La réflexion qui sera développée ici trouve son origine dans ma réaction à ce témoignage devant lequel je me
suis retrouvé très désemparé.
Si je me permets de faire état d'une de mes premières expériences de chercheur dans des archives et de
recourir ainsi à une expérience personnelle, c'est qu'elle m'a amené à m'interroger sur ce qui se passait, dans les
archives, entre la personne qui cherche quelque chose et ce qui se présente sous ses yeux et à ses oreilles. Cette
interrogation est, il est vrai, de nature psychologique, puisqu'elle porte sur les aspects cognitifs et affectifs de la
perception des choses, en l'occurrence du matériel contenu dans les archives, de leur intelligence et de leur
réception par la personne concernée dans le contexte de son activité au sein des archives. Pour le dire en
d'autres termes, il en va, dans les archives, du voir, du sentir et du comprendre de la personne face aux
documents qu'elle consulte et à leur présentation. À cet égard se pose plus précisément la question suivante :
quel est le rôle de la réaction subjective de la personne face au matériel qu'elle consulte et comment cette
réaction influence-t-elle la compréhension qu'elle en développe? Que les archives soient un lieu où l'on
éprouve des émotions, et parfois avec intensité, atteste du fait que la rencontre avec le passé, ou avec des
témoignages concernant ce passé, est une expérience humaine qui peut être profonde et marquante, mais c'est un
aspect du travail dans les archives que l'on ne mentionne que rarement et que l'on néglige généralement de
prendre en considération
Ayant pu rencontrer des témoins de l'Holocauste et parler avec eux, j'ai retrouvé, quoique sous un angle
différent, cette même question. Je n'étais plus alors dans la situation de la personne travaillant dans des
archives, c'est-à-dire face à du matériel déjà collecté et conservé, mais dans la situation de la personne pouvant
récolter du matériel susceptible d'être par la suite déposé et consulté dans des archives. Aussi me suis-je
demandé, dans cette situation, quelle pouvait être une bonne manière de m'entretenir avec ces témoins de la
Shoah dans l'optique de les écouter du mieux que je le pouvais et de retenir le plus fidèlement possible ce qu'ils
me disaient?
Sous un angle encore différent, cette question s'est à nouveau posée à moi lorsqu'il s'est agi de savoir
lesquelles précisément, parmi les données que j'ai pu recueillir, je pourrais déposer dans des archives.
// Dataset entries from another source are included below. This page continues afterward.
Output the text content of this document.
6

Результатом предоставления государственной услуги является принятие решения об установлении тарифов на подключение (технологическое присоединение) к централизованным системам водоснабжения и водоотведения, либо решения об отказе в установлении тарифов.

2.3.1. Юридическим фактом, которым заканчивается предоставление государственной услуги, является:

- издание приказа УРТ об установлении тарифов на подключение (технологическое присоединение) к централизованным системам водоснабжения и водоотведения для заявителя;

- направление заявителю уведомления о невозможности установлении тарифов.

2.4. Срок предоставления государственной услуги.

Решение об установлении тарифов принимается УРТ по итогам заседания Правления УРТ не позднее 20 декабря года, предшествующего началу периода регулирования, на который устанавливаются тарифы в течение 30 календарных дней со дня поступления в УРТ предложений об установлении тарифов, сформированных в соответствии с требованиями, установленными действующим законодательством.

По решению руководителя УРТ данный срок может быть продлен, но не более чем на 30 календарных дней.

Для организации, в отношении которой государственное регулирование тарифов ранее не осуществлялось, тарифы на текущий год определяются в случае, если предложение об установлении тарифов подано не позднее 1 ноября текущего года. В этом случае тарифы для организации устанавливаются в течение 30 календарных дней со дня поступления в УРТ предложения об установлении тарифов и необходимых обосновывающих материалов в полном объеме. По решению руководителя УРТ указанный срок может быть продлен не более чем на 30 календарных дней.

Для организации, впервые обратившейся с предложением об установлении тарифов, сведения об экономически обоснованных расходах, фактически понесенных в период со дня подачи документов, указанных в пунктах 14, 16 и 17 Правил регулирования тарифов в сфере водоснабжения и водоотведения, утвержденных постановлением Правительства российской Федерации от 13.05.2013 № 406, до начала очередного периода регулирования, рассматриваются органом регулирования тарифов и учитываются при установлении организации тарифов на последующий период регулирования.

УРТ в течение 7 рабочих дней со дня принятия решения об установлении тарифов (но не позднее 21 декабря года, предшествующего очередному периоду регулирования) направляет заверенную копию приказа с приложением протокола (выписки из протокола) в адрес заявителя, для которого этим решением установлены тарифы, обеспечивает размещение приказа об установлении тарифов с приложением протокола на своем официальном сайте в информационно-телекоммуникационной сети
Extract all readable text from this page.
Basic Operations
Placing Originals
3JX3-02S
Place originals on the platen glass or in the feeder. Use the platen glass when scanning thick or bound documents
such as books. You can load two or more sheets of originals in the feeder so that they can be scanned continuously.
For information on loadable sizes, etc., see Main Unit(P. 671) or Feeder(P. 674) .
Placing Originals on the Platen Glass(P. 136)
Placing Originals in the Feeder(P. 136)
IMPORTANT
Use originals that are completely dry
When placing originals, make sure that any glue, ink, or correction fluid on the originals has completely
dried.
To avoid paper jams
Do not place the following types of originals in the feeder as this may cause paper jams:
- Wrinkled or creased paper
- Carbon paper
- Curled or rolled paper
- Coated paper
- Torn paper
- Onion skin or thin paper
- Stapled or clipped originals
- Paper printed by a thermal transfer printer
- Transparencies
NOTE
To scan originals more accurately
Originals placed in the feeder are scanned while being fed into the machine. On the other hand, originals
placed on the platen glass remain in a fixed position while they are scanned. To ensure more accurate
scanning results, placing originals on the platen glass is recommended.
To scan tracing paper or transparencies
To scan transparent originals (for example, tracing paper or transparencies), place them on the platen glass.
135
Une expérience personnelle dans les archives
En quelques mots, cette expérience personnelle dans les archives a été la suivante. Je faisais une recherche sur
les personnes qui, durant la période de domination du nazisme, avaient protégé des Juifs contre les actes de leurs
persécuteurs et leur étaient venus en aide. Pour ma recherche, il était notamment important de trouver des
données susceptibles de me permettre de saisir quelles étaient les différences entre les personnes qui n'avaient
rien fait pour aider les victimes des persécutions nazies et les personnes qui avaient fait quelque chose pour aider
ces victimes. C'est la raison pour laquelle je regardais des enregistrements vidéo de gens parlant de leurs
actions passées, les uns ayant aidé des Juifs mis en danger du fait de l'apparition, puis de la systématisation des
persécutions raciales à leur encontre, les autres ne l'ayant pas fait. Et c'est avec le témoignage d'un homme
étant resté inactif devant la souffrance de personnes persécutées que j'ai commencé à étudier ces enregistrements
que l'on avait mis à ma disposition dans une petite salle réservée à cet effet.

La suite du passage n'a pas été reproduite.